The pros and cons of the most common attribution models:
There is a process of continuous development of a model which meets the needs of all the players involved, indeed, there are some basic models as well as some quite sophisticated ones available but they still have plenty of limitations when it comes to their accuracy and each approach has its advantages and disadvantages.
Last click or last interaction:
This model attributes 100% of the value of the conversion to the last click.
Pros: It is the most common model and thus the most widely used. Although it has its limitations we do at least have the certainty that something about the campaign or visit to the site, resulted in a conversion.
Cons: it does not take into account the customer’s journey or the previous navigations before reaching that all important last click.
First click or first interaction:
This model does the opposite of the last click model by attributing everything to the first click or first interaction.
Pros: none except that the records are useful to know which channels the user employed.
Cons: It could well be a big mistake to attribute everything to an interaction that might have influenced the user’s decision to buy and ignore all the other interactions (of which there could be many).
Lineal:
This model gives equal value to all the channels.
Pros: It is easy to apply, awarding everyone the same without any distinctions.
Cons: By giving every channel the same value it distorts reality as it doesn’t reward the real contribution of each interaction.
Time decay:
This model takes into account all of the channels that have taken part but gives more credit to the closet in time to the sale or conversion.
Pros: It gives more importance of the last interactions as they are nearest to the end sale and understands that it is those that drive or motivate the conversion or the sale the most.
Cons: This approach is by no means perfect as the first or the first channels are just as important as the last one it is via them the user was introduced to the product or service.
Position Base:
This model gives importance to both the first and the last channels giving approx. 40% to each of them; the remaining 20% is divided amongst the other channels.
Pros: it appears to be fairest model given it rewards the first and last channels but does not forget the contribution of the other channels.

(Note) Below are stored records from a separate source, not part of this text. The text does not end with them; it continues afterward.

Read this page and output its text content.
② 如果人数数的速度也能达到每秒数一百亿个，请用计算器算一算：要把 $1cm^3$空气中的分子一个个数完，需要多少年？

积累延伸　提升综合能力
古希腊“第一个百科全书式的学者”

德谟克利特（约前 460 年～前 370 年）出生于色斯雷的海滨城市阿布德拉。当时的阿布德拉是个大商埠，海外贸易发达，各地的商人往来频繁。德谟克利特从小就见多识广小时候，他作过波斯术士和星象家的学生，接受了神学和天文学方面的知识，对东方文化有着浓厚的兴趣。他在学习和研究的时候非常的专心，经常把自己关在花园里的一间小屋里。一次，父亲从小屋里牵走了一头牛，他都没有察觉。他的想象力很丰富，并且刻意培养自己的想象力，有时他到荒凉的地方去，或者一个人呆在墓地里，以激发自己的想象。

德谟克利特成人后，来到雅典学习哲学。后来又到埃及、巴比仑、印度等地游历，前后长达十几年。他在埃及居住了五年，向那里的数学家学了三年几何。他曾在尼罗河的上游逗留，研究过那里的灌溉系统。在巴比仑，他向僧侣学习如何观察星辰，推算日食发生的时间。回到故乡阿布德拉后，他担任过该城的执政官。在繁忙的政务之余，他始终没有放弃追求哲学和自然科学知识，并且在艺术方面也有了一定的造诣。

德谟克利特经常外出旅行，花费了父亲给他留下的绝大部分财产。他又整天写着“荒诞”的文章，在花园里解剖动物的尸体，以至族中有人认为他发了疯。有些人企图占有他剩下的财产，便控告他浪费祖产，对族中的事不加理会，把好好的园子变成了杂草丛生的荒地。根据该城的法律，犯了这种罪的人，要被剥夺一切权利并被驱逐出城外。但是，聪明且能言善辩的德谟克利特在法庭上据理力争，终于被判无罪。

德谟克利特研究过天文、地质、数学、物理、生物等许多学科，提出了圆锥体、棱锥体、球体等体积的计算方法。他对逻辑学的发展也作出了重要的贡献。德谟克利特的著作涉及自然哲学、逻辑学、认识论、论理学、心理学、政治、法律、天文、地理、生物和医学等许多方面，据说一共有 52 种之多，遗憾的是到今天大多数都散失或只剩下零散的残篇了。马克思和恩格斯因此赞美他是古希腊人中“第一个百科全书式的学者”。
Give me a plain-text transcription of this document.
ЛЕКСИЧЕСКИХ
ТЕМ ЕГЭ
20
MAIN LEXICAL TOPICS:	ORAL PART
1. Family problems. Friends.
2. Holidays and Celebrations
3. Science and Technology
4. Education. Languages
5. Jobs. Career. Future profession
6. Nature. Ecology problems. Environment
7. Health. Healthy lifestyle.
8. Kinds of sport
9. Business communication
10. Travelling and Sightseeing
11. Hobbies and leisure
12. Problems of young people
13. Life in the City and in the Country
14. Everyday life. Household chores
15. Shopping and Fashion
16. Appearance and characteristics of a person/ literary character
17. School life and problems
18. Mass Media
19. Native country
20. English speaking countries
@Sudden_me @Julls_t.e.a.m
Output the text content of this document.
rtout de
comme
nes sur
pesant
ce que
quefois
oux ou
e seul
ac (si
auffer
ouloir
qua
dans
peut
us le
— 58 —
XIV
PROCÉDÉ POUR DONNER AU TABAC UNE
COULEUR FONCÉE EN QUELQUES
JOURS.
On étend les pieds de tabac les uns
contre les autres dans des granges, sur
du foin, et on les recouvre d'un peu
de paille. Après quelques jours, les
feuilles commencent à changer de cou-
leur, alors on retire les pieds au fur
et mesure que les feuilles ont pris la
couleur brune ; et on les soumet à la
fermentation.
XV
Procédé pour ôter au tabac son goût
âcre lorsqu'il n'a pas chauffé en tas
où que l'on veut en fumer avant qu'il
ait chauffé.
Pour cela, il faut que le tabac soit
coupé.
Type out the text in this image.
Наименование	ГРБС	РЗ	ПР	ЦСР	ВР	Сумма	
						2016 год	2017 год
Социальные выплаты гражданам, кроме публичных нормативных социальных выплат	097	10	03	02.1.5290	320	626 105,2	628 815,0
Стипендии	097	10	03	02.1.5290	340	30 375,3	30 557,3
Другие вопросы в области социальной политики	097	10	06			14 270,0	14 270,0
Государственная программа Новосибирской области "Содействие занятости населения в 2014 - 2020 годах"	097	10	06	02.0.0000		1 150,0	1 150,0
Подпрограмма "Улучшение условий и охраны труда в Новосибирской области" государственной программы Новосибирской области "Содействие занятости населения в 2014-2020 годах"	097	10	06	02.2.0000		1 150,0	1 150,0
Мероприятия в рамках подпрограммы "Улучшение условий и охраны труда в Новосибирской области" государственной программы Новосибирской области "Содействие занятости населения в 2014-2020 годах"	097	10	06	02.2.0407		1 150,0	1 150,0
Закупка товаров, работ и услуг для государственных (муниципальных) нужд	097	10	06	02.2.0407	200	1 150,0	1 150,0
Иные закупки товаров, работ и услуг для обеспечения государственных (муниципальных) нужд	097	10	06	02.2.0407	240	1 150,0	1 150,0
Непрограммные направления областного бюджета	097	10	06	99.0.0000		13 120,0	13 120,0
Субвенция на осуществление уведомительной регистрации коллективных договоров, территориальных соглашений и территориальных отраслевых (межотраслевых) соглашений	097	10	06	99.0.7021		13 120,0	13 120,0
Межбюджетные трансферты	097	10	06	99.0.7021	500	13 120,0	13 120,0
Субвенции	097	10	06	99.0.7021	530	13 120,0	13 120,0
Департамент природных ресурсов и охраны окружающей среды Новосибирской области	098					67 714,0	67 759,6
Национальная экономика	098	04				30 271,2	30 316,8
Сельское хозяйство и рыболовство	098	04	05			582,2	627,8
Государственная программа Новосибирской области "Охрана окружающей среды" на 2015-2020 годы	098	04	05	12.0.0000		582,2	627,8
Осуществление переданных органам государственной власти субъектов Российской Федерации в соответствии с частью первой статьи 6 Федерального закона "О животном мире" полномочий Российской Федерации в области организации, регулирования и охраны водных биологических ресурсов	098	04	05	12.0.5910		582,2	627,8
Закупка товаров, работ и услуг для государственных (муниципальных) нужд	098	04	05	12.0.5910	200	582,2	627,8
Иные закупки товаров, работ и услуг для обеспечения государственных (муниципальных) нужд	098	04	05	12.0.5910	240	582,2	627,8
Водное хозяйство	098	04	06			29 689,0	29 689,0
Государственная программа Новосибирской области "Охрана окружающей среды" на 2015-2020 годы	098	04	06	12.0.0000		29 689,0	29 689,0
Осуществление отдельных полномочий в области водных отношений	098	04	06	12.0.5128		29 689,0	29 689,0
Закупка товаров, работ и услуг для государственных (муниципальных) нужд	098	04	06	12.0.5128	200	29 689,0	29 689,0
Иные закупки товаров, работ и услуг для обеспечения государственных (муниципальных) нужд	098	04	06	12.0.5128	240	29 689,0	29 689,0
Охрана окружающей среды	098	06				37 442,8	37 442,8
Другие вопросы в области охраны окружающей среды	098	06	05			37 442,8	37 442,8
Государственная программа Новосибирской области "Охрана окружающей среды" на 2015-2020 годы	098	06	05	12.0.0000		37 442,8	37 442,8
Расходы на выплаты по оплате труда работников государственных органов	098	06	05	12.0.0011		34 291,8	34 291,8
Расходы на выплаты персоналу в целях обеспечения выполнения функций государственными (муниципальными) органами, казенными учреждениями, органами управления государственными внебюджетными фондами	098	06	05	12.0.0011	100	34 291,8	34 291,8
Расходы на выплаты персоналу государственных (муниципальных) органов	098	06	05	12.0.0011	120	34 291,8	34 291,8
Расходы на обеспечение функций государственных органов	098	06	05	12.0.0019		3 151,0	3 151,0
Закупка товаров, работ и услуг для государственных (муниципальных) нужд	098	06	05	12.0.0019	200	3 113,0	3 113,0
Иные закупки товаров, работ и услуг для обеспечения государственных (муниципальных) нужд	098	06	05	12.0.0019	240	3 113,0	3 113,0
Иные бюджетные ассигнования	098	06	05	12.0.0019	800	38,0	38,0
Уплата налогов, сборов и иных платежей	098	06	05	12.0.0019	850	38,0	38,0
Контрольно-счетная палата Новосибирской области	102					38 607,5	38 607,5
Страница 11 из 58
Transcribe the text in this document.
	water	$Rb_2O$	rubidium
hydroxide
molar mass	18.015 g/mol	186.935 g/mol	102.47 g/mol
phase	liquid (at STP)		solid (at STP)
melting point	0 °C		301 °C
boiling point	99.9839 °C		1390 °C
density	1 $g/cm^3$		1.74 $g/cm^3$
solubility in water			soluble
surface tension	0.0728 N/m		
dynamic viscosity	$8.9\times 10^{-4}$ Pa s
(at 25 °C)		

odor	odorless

Cons: It is remains an incomplete model as not every customer´s journey follows this pattern.
Customized / Personalized attribution:
With this model it is the advertisers that assign the values to each channel or interaction by basing them on factors that are most valued to the advertiser and assigning each interaction a different value.
For example we could assess the level of user engagement generated by each interaction using measurements such as length of visit, number of pages visited or the intention to buy (micro conversions).
Pros: it is the most exact model giving a real and measurable value to each interaction.
Cons: It is the most complicated of the models to use and it requires previous experience using the other models.
The perfect model doesn’t yet exist but perhaps a customized or personalized model is the most valid approach. A model where it is the advertiser who has to apply the rules and assign attributes to the different channels so when it comes to analyzing the customer´s journey it will vary for per brand or on a product basis. Each company using the model as a base would need to create their own version based on their own values but there remains two big handicaps when comes to measuring the results: the analysis of the model when the user is offline and that it doesn’t take into account the use of multiple devices by the same user.
Moving forward it is essential to unite the online and offline interactions and to reconcile the use of different devices, as more and more customers and their interactions are lost in the gaps between them.
The way consumers shop has changed, a customer can now see a product on an App go to the shop to check it out then return home to buy it online on the PC.
The consumer is looking for the Omni channel without knowing, this means we have work fast to make technological innovations, the Omni channel buyer can provide up to 20% more conversions than the traditional consumer.
The key to success is nothing that hasn’t been done before but it remains a challenge: analyze, optimize, test, measure and then reanalyze.